The Apostle Paul describes it this way: “God’s love has been poured into our hearts through the Holy Spirit who has been given to us” (Romans 5:5) He also writes, “Because you are sons, God has sent the Spirit of his Son into our hearts, crying, ‘Abba! Father!” (Galatians 4:6). If we need help in loving God, we should ask His Spirit to aid us in our weakness and teach us how to love Him.
Jesus says an incredible thing: “I tell you the truth: it is to your advantage that I go away, for if I do not go away, the Helper will not come to you. But if I go, I will send him to you” (John 16:7). I am increasingly provoked that few Christians would say that their experience of the Spirit was preferable to Jesus’ living in the world bodily. But Christians should seek a deeper experience of God’s Spirit — not for experience’s sake, but that we might love God more.

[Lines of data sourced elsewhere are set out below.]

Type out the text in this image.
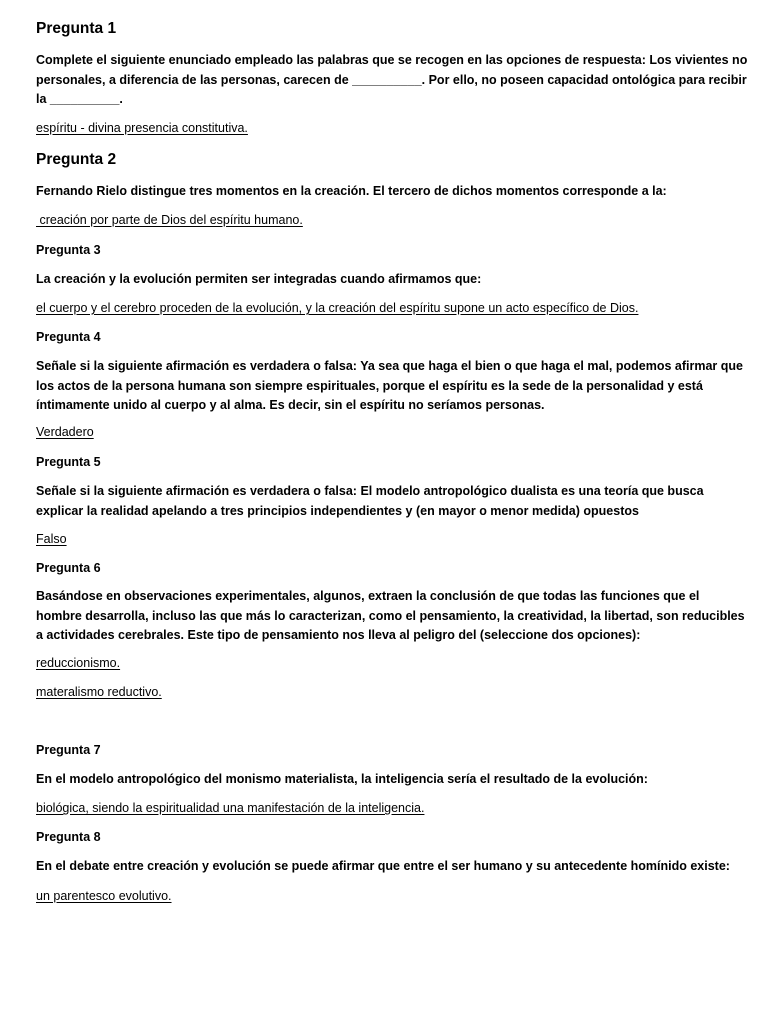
Pregunta 1

Complete el siguiente enunciado empleado las palabras que se recogen en las opciones de respuesta: Los vivientes no personales, a diferencia de las personas, carecen de __________. Por ello, no poseen capacidad ontológica para recibir la __________.

espíritu - divina presencia constitutiva.

Pregunta 2

Fernando Rielo distingue tres momentos en la creación. El tercero de dichos momentos corresponde a la:

creación por parte de Dios del espíritu humano.

Pregunta 3

La creación y la evolución permiten ser integradas cuando afirmamos que:

el cuerpo y el cerebro proceden de la evolución, y la creación del espíritu supone un acto específico de Dios.

Pregunta 4

Señale si la siguiente afirmación es verdadera o falsa: Ya sea que haga el bien o que haga el mal, podemos afirmar que los actos de la persona humana son siempre espirituales, porque el espíritu es la sede de la personalidad y está íntimamente unido al cuerpo y al alma. Es decir, sin el espíritu no seríamos personas.

Verdadero

Pregunta 5

Señale si la siguiente afirmación es verdadera o falsa: El modelo antropológico dualista es una teoría que busca explicar la realidad apelando a tres principios independientes y (en mayor o menor medida) opuestos

Falso

Pregunta 6

Basándose en observaciones experimentales, algunos, extraen la conclusión de que todas las funciones que el hombre desarrolla, incluso las que más lo caracterizan, como el pensamiento, la creatividad, la libertad, son reducibles a actividades cerebrales. Este tipo de pensamiento nos lleva al peligro del (seleccione dos opciones):

reduccionismo.

materalismo reductivo.

Pregunta 7

En el modelo antropológico del monismo materialista, la inteligencia sería el resultado de la evolución:

biológica, siendo la espiritualidad una manifestación de la inteligencia.

Pregunta 8

En el debate entre creación y evolución se puede afirmar que entre el ser humano y su antecedente homínido existe:

un parentesco evolutivo.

We Learn to Love Others by Spending Time With Their Friends
How often do Christians effectively say to Jesus,, “I love you, but I don’t really like your bride,” by their indifference and their lack of commitment to a local expression of the Church? For all of us who are beginners at loving God, playing active roles in local congregations will help us learn to love God in all of the way I have mentioned so far. But more than that, by giving and receiving love from other members of the family of God, we will be exposed to the many facets reflecting the glory of God. The church is intended to demonstrate the multicolored wisdom and glory of God (Ephesians 3:10). We cannot love God properly without loving His Church. As we learn to give ourselves sacrificially in love to our spiritual family in the same way we love our natural family, our love for God increases. This is of such vital importance that Jesus said, “By this all people will know that you are my disciples, if you have love for one another” (John 13:35).
I believe God has put the Church on earth to love God, to love each other, and to love the world. I pray that God will give us the desire and ability to do each of these better.